Golden State Warriors v Portland Trail Blazers - Game Four Photo by Jonathan Ferrey/Getty Images

For more than a year and a half, Blazer’s Edge has been kind enough to let me ramble on about the Portland Trail Blazers every two weeks. It started with Terry Stotts’ defensive scheme and wound through nearly the entire roster to today, which brings me to my final column for this particular website.

I’m taking a step back from my overall freelance commitments to focus on my own venture, Early Bird Rights, which will house the majority of my NBA thoughts going forward. It’s been a really fun run over the last season and a half, which saw the Blazers grow from one of the most embarrassing playoff losses in their history to a conference finals berth. I have no doubt that the team will continue to wonder and entertain over the next several years, and Blazer’s Edge will be there every step of the way to chronicle all of it.

I don’t often get into the narratives behind teams. I prefer to analyze the quantitative things we see on the court – statistics, the salary cap, and Xs and Os. It is what’s best for a writer based in San Diego and goes to just a handful of games each year. Hell, I’ve never even BEEN to Portland.

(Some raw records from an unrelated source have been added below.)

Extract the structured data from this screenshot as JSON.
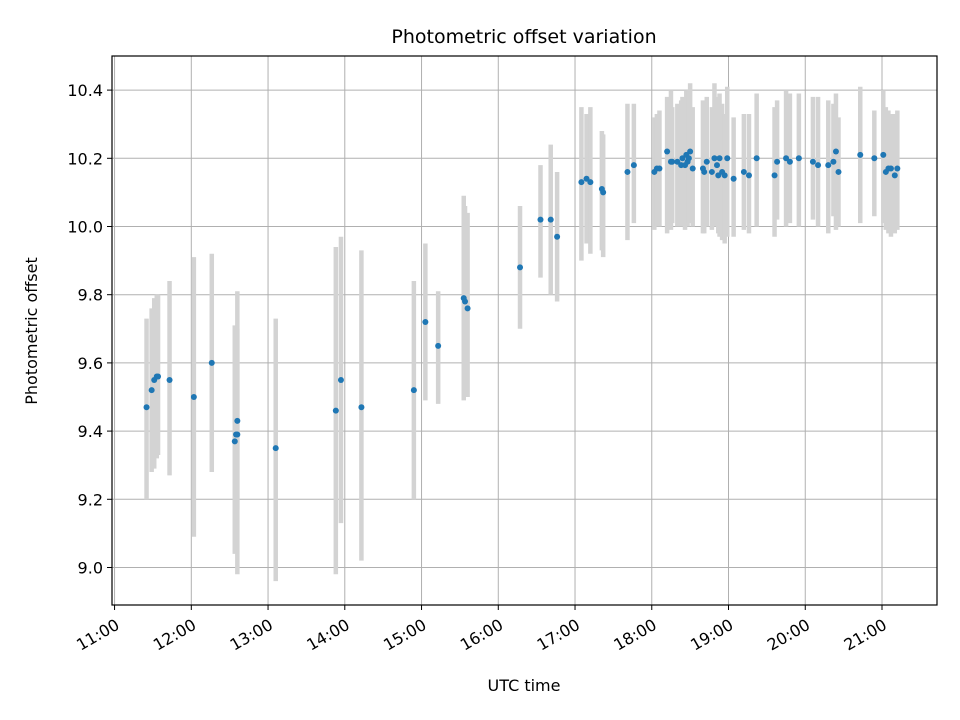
{
  "chart_data": {
    "type": "scatter",
    "title": "Photometric offset variation",
    "xlabel": "UTC time",
    "ylabel": "Photometric offset",
    "x_unit": "UTC time (hh:mm)",
    "xlim": [
      "10:58",
      "21:43"
    ],
    "ylim": [
      8.89,
      10.5
    ],
    "x_ticks": [
      "11:00",
      "12:00",
      "13:00",
      "14:00",
      "15:00",
      "16:00",
      "17:00",
      "18:00",
      "19:00",
      "20:00",
      "21:00"
    ],
    "y_ticks": [
      9.0,
      9.2,
      9.4,
      9.6,
      9.8,
      10.0,
      10.2,
      10.4
    ],
    "y_tick_labels": [
      "9.0",
      "9.2",
      "9.4",
      "9.6",
      "9.8",
      "10.0",
      "10.2",
      "10.4"
    ],
    "grid": true,
    "colors": {
      "points": "#1f77b4",
      "error_bars": "#d3d3d3",
      "grid": "#b0b0b0"
    },
    "series": [
      {
        "x": [
          "11:25",
          "11:29",
          "11:31",
          "11:33",
          "11:34",
          "11:43",
          "12:02",
          "12:16",
          "12:34",
          "12:35",
          "12:36",
          "12:36",
          "13:06",
          "13:53",
          "13:57",
          "14:13",
          "14:54",
          "15:03",
          "15:13",
          "15:33",
          "15:34",
          "15:36",
          "16:17",
          "16:33",
          "16:41",
          "16:46",
          "17:05",
          "17:09",
          "17:12",
          "17:21",
          "17:22",
          "17:41",
          "17:46",
          "18:02",
          "18:04",
          "18:06",
          "18:12",
          "18:15",
          "18:16",
          "18:20",
          "18:23",
          "18:24",
          "18:26",
          "18:27",
          "18:28",
          "18:29",
          "18:30",
          "18:32",
          "18:40",
          "18:41",
          "18:43",
          "18:47",
          "18:49",
          "18:51",
          "18:52",
          "18:53",
          "18:55",
          "18:57",
          "18:59",
          "19:04",
          "19:12",
          "19:16",
          "19:22",
          "19:36",
          "19:38",
          "19:45",
          "19:48",
          "19:55",
          "20:06",
          "20:10",
          "20:18",
          "20:22",
          "20:24",
          "20:26",
          "20:43",
          "20:54",
          "21:01",
          "21:03",
          "21:05",
          "21:07",
          "21:10",
          "21:12"
        ],
        "y": [
          9.47,
          9.52,
          9.55,
          9.56,
          9.56,
          9.55,
          9.5,
          9.6,
          9.37,
          9.39,
          9.39,
          9.43,
          9.35,
          9.46,
          9.55,
          9.47,
          9.52,
          9.72,
          9.65,
          9.79,
          9.78,
          9.76,
          9.88,
          10.02,
          10.02,
          9.97,
          10.13,
          10.14,
          10.13,
          10.11,
          10.1,
          10.16,
          10.18,
          10.16,
          10.17,
          10.17,
          10.22,
          10.19,
          10.19,
          10.19,
          10.18,
          10.2,
          10.18,
          10.21,
          10.19,
          10.2,
          10.22,
          10.17,
          10.17,
          10.16,
          10.19,
          10.16,
          10.2,
          10.18,
          10.15,
          10.2,
          10.16,
          10.15,
          10.2,
          10.14,
          10.16,
          10.15,
          10.2,
          10.15,
          10.19,
          10.2,
          10.19,
          10.2,
          10.19,
          10.18,
          10.18,
          10.19,
          10.22,
          10.16,
          10.21,
          10.2,
          10.21,
          10.16,
          10.17,
          10.17,
          10.15,
          10.17
        ],
        "y_low": [
          9.2,
          9.28,
          9.29,
          9.32,
          9.33,
          9.27,
          9.09,
          9.28,
          9.04,
          9.11,
          8.98,
          9.17,
          8.96,
          8.98,
          9.13,
          9.02,
          9.2,
          9.49,
          9.48,
          9.49,
          9.51,
          9.5,
          9.7,
          9.85,
          9.8,
          9.78,
          9.9,
          9.95,
          9.92,
          9.93,
          9.91,
          9.96,
          10.01,
          9.99,
          10.0,
          10.0,
          9.98,
          9.99,
          10.01,
          10.0,
          10.0,
          10.02,
          9.99,
          10.01,
          10.0,
          10.01,
          10.02,
          10.0,
          9.98,
          9.98,
          10.0,
          9.99,
          10.0,
          10.0,
          9.98,
          9.97,
          9.96,
          9.95,
          9.97,
          9.97,
          9.99,
          9.98,
          10.0,
          9.97,
          10.02,
          10.0,
          10.01,
          10.0,
          10.02,
          10.0,
          9.98,
          10.03,
          9.99,
          10.0,
          10.01,
          10.03,
          10.01,
          9.99,
          9.98,
          9.97,
          9.98,
          9.99
        ],
        "y_high": [
          9.73,
          9.76,
          9.79,
          9.8,
          9.8,
          9.84,
          9.91,
          9.92,
          9.71,
          9.67,
          9.81,
          9.7,
          9.73,
          9.94,
          9.97,
          9.93,
          9.84,
          9.95,
          9.81,
          10.09,
          10.06,
          10.04,
          10.06,
          10.18,
          10.24,
          10.16,
          10.35,
          10.33,
          10.35,
          10.28,
          10.27,
          10.36,
          10.36,
          10.32,
          10.33,
          10.34,
          10.38,
          10.4,
          10.35,
          10.36,
          10.37,
          10.38,
          10.36,
          10.4,
          10.37,
          10.4,
          10.42,
          10.35,
          10.37,
          10.36,
          10.38,
          10.35,
          10.42,
          10.38,
          10.35,
          10.39,
          10.36,
          10.33,
          10.41,
          10.32,
          10.33,
          10.33,
          10.39,
          10.35,
          10.37,
          10.4,
          10.39,
          10.39,
          10.38,
          10.38,
          10.37,
          10.36,
          10.39,
          10.32,
          10.41,
          10.34,
          10.4,
          10.35,
          10.34,
          10.33,
          10.33,
          10.34
        ]
      }
    ]
  }
}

That said, you don’t have to be anywhere near the state of Oregon to know that this Trail Blazers team is special. From the leadership of the club all the way down to the last man on the bench, the Blazers ooze the sort of professionalism and culture every team tries to build. It begins with Damian Lillard and runs up and down the roster and the entire organization. Win or lose, Lillard is the sort of human being a person can be proud to support, regardless of his play on the court.

But oh my, his play on the court. It’s truly unfortunate that he happens to be playing at the same time as Stephen Curry, because if Curry never became who he has become over the last several years, we’d be having the conversation about Lillard as the greatest shooter of all time. He can hit from anywhere, both off the catch and off the dribble, and his insane gravity opens up so much of what Portland does offensively. He’s every bit the modern lead guard and can do everything a team would want from their best player, including his extraordinary clutch ability.

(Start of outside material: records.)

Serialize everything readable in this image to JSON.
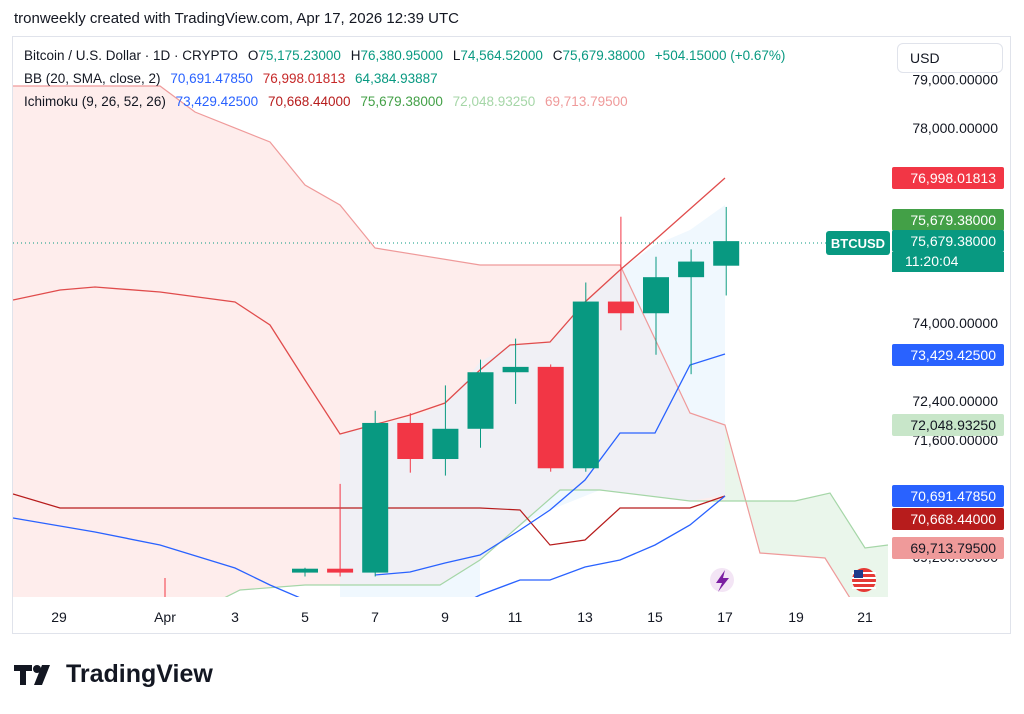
{
  "caption": "tronweekly created with TradingView.com, Apr 17, 2026 12:39 UTC",
  "brand": "TradingView",
  "currency_button": "USD",
  "legend": {
    "symbol": "Bitcoin / U.S. Dollar · 1D · CRYPTO",
    "open_label": "O",
    "open": "75,175.23000",
    "high_label": "H",
    "high": "76,380.95000",
    "low_label": "L",
    "low": "74,564.52000",
    "close_label": "C",
    "close": "75,679.38000",
    "change": "+504.15000 (+0.67%)",
    "bb_label": "BB (20, SMA, close, 2)",
    "bb_basis": "70,691.47850",
    "bb_upper": "76,998.01813",
    "bb_lower": "64,384.93887",
    "ichi_label": "Ichimoku (9, 26, 52, 26)",
    "ichi_conv": "73,429.42500",
    "ichi_base": "70,668.44000",
    "ichi_lag": "75,679.38000",
    "ichi_spanA": "72,048.93250",
    "ichi_spanB": "69,713.79500"
  },
  "colors": {
    "up": "#089981",
    "down": "#f23645",
    "bb_upper": "#e04c4c",
    "bb_basis": "#c2185b",
    "bb_lower": "#2962ff",
    "conv": "#2962ff",
    "base": "#b71c1c",
    "spanA": "#a5d6a7",
    "spanB": "#ef9a9a",
    "cloud_bear": "#fde7e5",
    "cloud_bull": "#e8f5e9"
  },
  "chart_data": {
    "type": "candlestick",
    "symbol_tag": "BTCUSD",
    "countdown": "11:20:04",
    "x_tick_labels": [
      "29",
      "Apr",
      "3",
      "5",
      "7",
      "9",
      "11",
      "13",
      "15",
      "17",
      "19",
      "21"
    ],
    "y_tick_labels": [
      "79,000.00000",
      "78,000.00000",
      "74,000.00000",
      "72,400.00000",
      "71,600.00000",
      "69,200.00000"
    ],
    "y_tick_values": [
      79000,
      78000,
      74000,
      72400,
      71600,
      69200
    ],
    "price_tags": [
      {
        "label": "76,998.01813",
        "value": 76998.01813,
        "color": "#f23645"
      },
      {
        "label": "75,679.38000",
        "value": 76000,
        "color": "#43a047"
      },
      {
        "label": "75,679.38000",
        "value": 75679.38,
        "color": "#089981"
      },
      {
        "label": "73,429.42500",
        "value": 73429.425,
        "color": "#2962ff"
      },
      {
        "label": "72,048.93250",
        "value": 72048.9325,
        "color": "#c8e6c9"
      },
      {
        "label": "70,691.47850",
        "value": 70691.4785,
        "color": "#2962ff"
      },
      {
        "label": "70,668.44000",
        "value": 70668.44,
        "color": "#b71c1c"
      },
      {
        "label": "69,713.79500",
        "value": 69713.795,
        "color": "#ef9a9a"
      }
    ],
    "candles": [
      {
        "date": "Apr 5",
        "open": 68880,
        "high": 68980,
        "low": 68800,
        "close": 68960
      },
      {
        "date": "Apr 6",
        "open": 68960,
        "high": 70700,
        "low": 68800,
        "close": 68880
      },
      {
        "date": "Apr 7",
        "open": 68880,
        "high": 72200,
        "low": 68800,
        "close": 71950
      },
      {
        "date": "Apr 8",
        "open": 71950,
        "high": 72150,
        "low": 70930,
        "close": 71210
      },
      {
        "date": "Apr 9",
        "open": 71210,
        "high": 72720,
        "low": 70870,
        "close": 71830
      },
      {
        "date": "Apr 10",
        "open": 71830,
        "high": 73250,
        "low": 71440,
        "close": 72990
      },
      {
        "date": "Apr 11",
        "open": 72990,
        "high": 73680,
        "low": 72340,
        "close": 73100
      },
      {
        "date": "Apr 12",
        "open": 73100,
        "high": 73150,
        "low": 70950,
        "close": 71020
      },
      {
        "date": "Apr 13",
        "open": 71020,
        "high": 74830,
        "low": 70950,
        "close": 74440
      },
      {
        "date": "Apr 14",
        "open": 74440,
        "high": 76180,
        "low": 73850,
        "close": 74200
      },
      {
        "date": "Apr 15",
        "open": 74200,
        "high": 75360,
        "low": 73350,
        "close": 74940
      },
      {
        "date": "Apr 16",
        "open": 74940,
        "high": 75510,
        "low": 72950,
        "close": 75260
      },
      {
        "date": "Apr 17",
        "open": 75175.23,
        "high": 76380.95,
        "low": 74564.52,
        "close": 75679.38
      }
    ]
  }
}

Portland is built for success as long as Lillard is on the team and playing at the superhuman level he’s sustained for the last several years. The rest of the organization is built to accentuate his strengths and cover for his weaknesses, from how they market the team locally and nationally to how they build the team each offseason to their actual tactics on both ends of the floor. CJ McCollum is a fantastic backcourt partner for Lillard – he can take over the offense when necessary and hit the sort of immensely difficult shots you need in a playoff series. Jusuf Nurkic complements his superstar teammates perfectly – he’s impossible to keep off the glass when Lillard or McCollum happen to miss a shot and walls off the rim on the other end of the floor.

The Trail Blazers have had their issues building past their top three players as the mistakes of 2016 have hampered them, but as I laid out in my previous column, they’re pretty well set up for free agency next summer. The 2020 free agent class is notoriously short on superstar talent, but that matters not at all for a Blazers team that already has its top players entrenched for the next several years.

The future is extremely bright in Portland, and while I’ll miss covering the team for Blazer’s Edge, I have no doubts that I’ll continue to watch what the Trail Blazers are building and keep a close eye on how the club builds on their success this past season, and their success over the last decade, to propel themselves back into the championship conversation.